参考資料 『写真・太平洋戦争の日本軍艦 [大型艦篇][軽艦艇篇]』(阿部安雄・中川勉)
起工日 進水日 竣工日 退役日(解体) 建 造
1944年3月4日 1944年7月25日 1944年10月30日 1960年 横須賀海軍工廠
基準排水量 全 長 全 幅 速 度 馬 力
1,262t 100.0m 9.35m 27.8ノット 19,000馬力






1隻だけの駆逐隊 楓


竣工後に第十一水雷戦隊で訓練の日々を送っていた【楓】は、1945年1月20日に第三十一戦隊へ編入。
同時に【杉・樫】で編成されていた第五十二駆逐隊に新たに加わりました。
当初はさらに【桑・樅・檜】が所属していたのですが、【楓】が編入された時にはすでに沈没しています。
加えて【杉・樫】も損傷によって戦線離脱をすることになり、活動ができるのは【楓】ただ1隻でした。

22日、【楓】は早速任務を任されます。
モタ33船団を門司港から台湾の基隆まで護衛、27日に無事船団を送り届けました。
到着後、【梅・汐風】とともに高雄へ移動し、31日には「パトリナオ輸送作戦(搭乗員救出作戦)」とルソン島アパリ防衛のための輸送任務に出発しました。
ところが出発後間もなく米軍の偵察機によって発見され、早くも対空機銃から銃弾が放たれました。
このあとの空襲によって被弾した第1砲塔は停止、艦前部が浸水、火災を起こす大惨事となり、54名もの乗員がこの空襲によって亡くなりました。
沈没は回避できたものの、同行していた【梅】がこの空襲によって機械室が破壊されて航行不能、【汐風】によって砲撃処分されました。
【楓・汐風】は作戦を中止し、高雄へと帰投しています。

2月18日、応急処置を終えた【楓】は「タホ船団」を護衛して基隆を出港しますが、この道中でまたも空襲にあい、船団と分かれて単独で呉へと帰投しました。
呉での修理は4月26日までかかり、その後は【竹】とともに「回天標的艦」として大津島付近で活動を続けました。
そして終戦までの約4ヶ月間、空襲等による被害も受けることなく、【楓】は終戦を迎えました。

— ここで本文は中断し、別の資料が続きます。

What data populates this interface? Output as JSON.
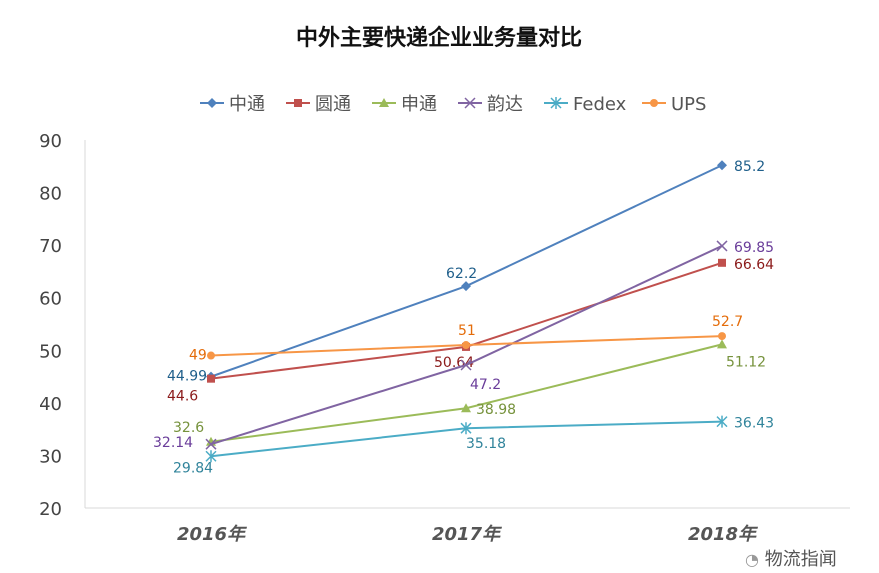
{
  "chart_data": {
    "type": "line",
    "title": "中外主要快递企业业务量对比",
    "categories": [
      "2016年",
      "2017年",
      "2018年"
    ],
    "ylim": [
      20,
      90
    ],
    "yticks": [
      20,
      30,
      40,
      50,
      60,
      70,
      80,
      90
    ],
    "grid": false,
    "legend": "top",
    "series": [
      {
        "name": "中通",
        "values": [
          44.99,
          62.2,
          85.2
        ],
        "color": "#4F81BD",
        "label_color": "#1F5F8B",
        "marker": "diamond"
      },
      {
        "name": "圆通",
        "values": [
          44.6,
          50.64,
          66.64
        ],
        "color": "#C0504D",
        "label_color": "#8B1A1A",
        "marker": "square"
      },
      {
        "name": "申通",
        "values": [
          32.6,
          38.98,
          51.12
        ],
        "color": "#9BBB59",
        "label_color": "#76923C",
        "marker": "triangle"
      },
      {
        "name": "韵达",
        "values": [
          32.14,
          47.2,
          69.85
        ],
        "color": "#8064A2",
        "label_color": "#6A3D9A",
        "marker": "x"
      },
      {
        "name": "Fedex",
        "values": [
          29.84,
          35.18,
          36.43
        ],
        "color": "#4BACC6",
        "label_color": "#31849B",
        "marker": "star"
      },
      {
        "name": "UPS",
        "values": [
          49,
          51,
          52.7
        ],
        "color": "#F79646",
        "label_color": "#E46C0A",
        "marker": "circle"
      }
    ]
  },
  "watermark": "物流指闻"
}
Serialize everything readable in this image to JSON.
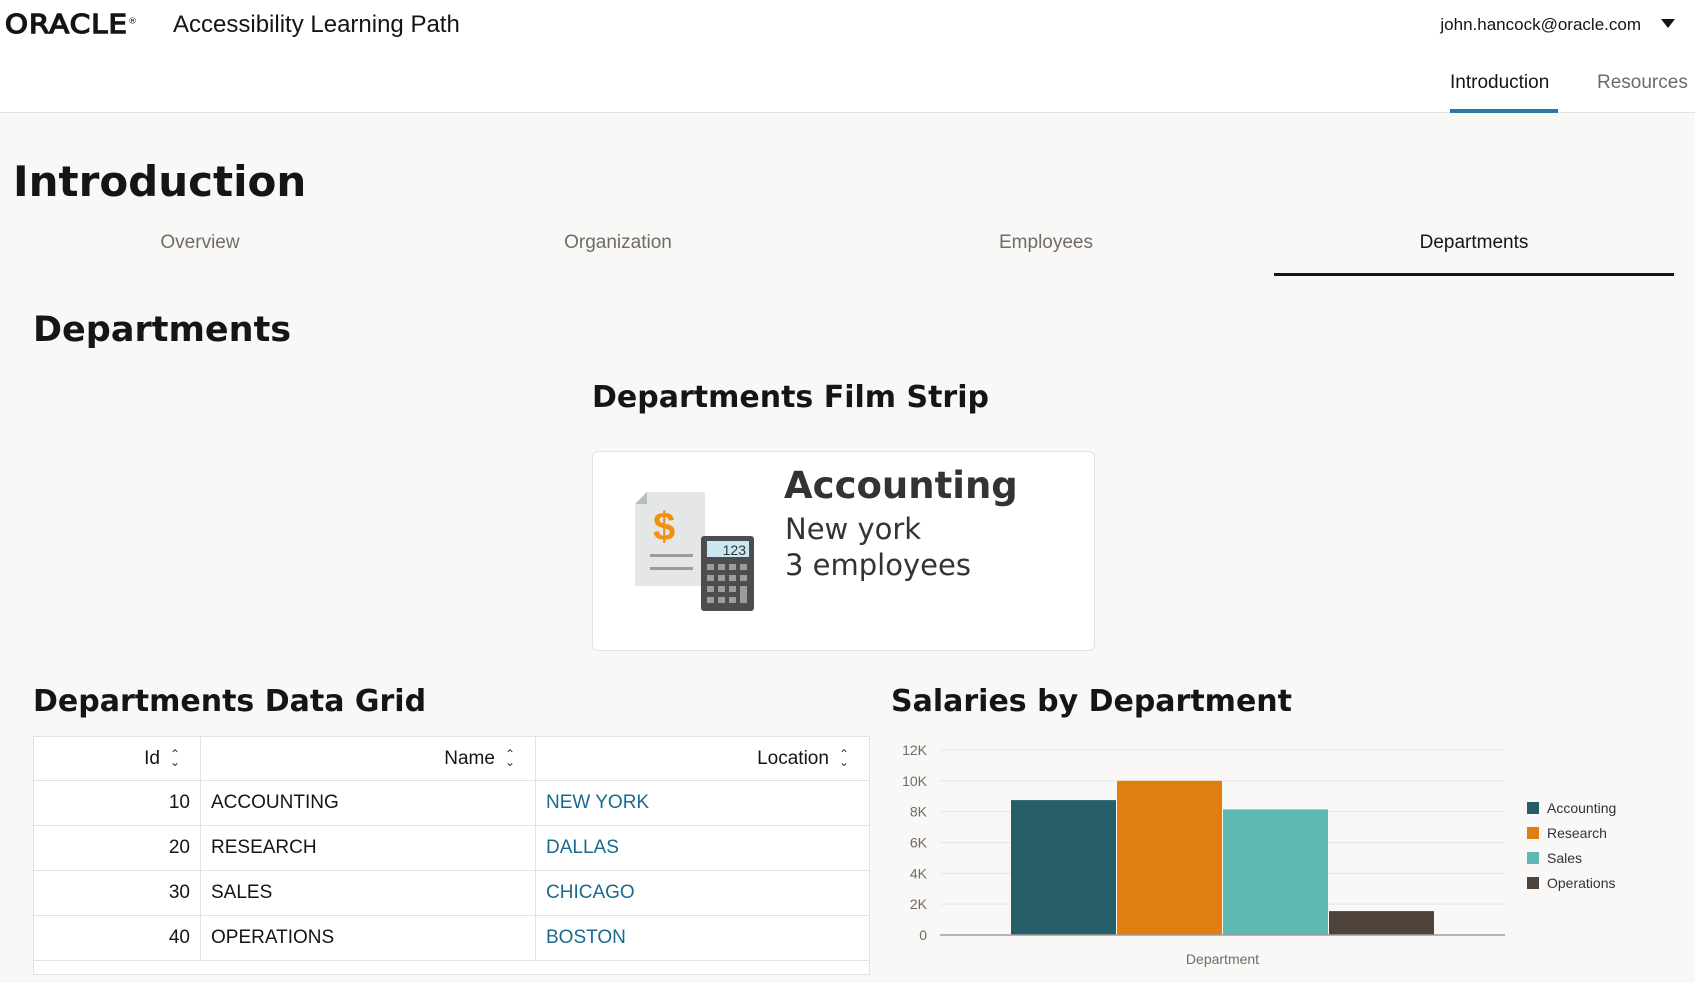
{
  "header": {
    "logo": "ORACLE",
    "app_title": "Accessibility Learning Path",
    "user": "john.hancock@oracle.com",
    "nav": [
      {
        "label": "Introduction",
        "active": true
      },
      {
        "label": "Resources",
        "active": false
      }
    ]
  },
  "page_title": "Introduction",
  "sub_tabs": [
    {
      "label": "Overview"
    },
    {
      "label": "Organization"
    },
    {
      "label": "Employees"
    },
    {
      "label": "Departments",
      "active": true
    }
  ],
  "section_title": "Departments",
  "film_strip": {
    "title": "Departments Film Strip",
    "card": {
      "name": "Accounting",
      "location": "New york",
      "employees": "3 employees",
      "icon": "accounting-calculator-icon"
    }
  },
  "grid": {
    "title": "Departments Data Grid",
    "columns": [
      "Id",
      "Name",
      "Location"
    ],
    "rows": [
      [
        "10",
        "ACCOUNTING",
        "NEW YORK"
      ],
      [
        "20",
        "RESEARCH",
        "DALLAS"
      ],
      [
        "30",
        "SALES",
        "CHICAGO"
      ],
      [
        "40",
        "OPERATIONS",
        "BOSTON"
      ]
    ]
  },
  "chart_title": "Salaries by Department",
  "chart_data": {
    "type": "bar",
    "xlabel": "Department",
    "categories": [
      "Department"
    ],
    "ylim": [
      0,
      12000
    ],
    "yticks": [
      "0",
      "2K",
      "4K",
      "6K",
      "8K",
      "10K",
      "12K"
    ],
    "grid": true,
    "legend": "right",
    "series": [
      {
        "name": "Accounting",
        "values": [
          8750
        ],
        "color": "#255e67"
      },
      {
        "name": "Research",
        "values": [
          10000
        ],
        "color": "#e07f10"
      },
      {
        "name": "Sales",
        "values": [
          8150
        ],
        "color": "#5fb8b4"
      },
      {
        "name": "Operations",
        "values": [
          1550
        ],
        "color": "#4e433a"
      }
    ]
  }
}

航行可能な状態だった【楓】は終戦後に復員輸送に従事し、その後は1947年7月に賠償艦として中華民国へと引き渡されました。
名は『衝陽』と改められ、1949年の国共内戦後は台湾に移動。
10月1日付で練習艦となりましたが、機関の調子が復調せず、練習艦としてはほとんど仕事ができずに放置、1960年になってようやく解体されました。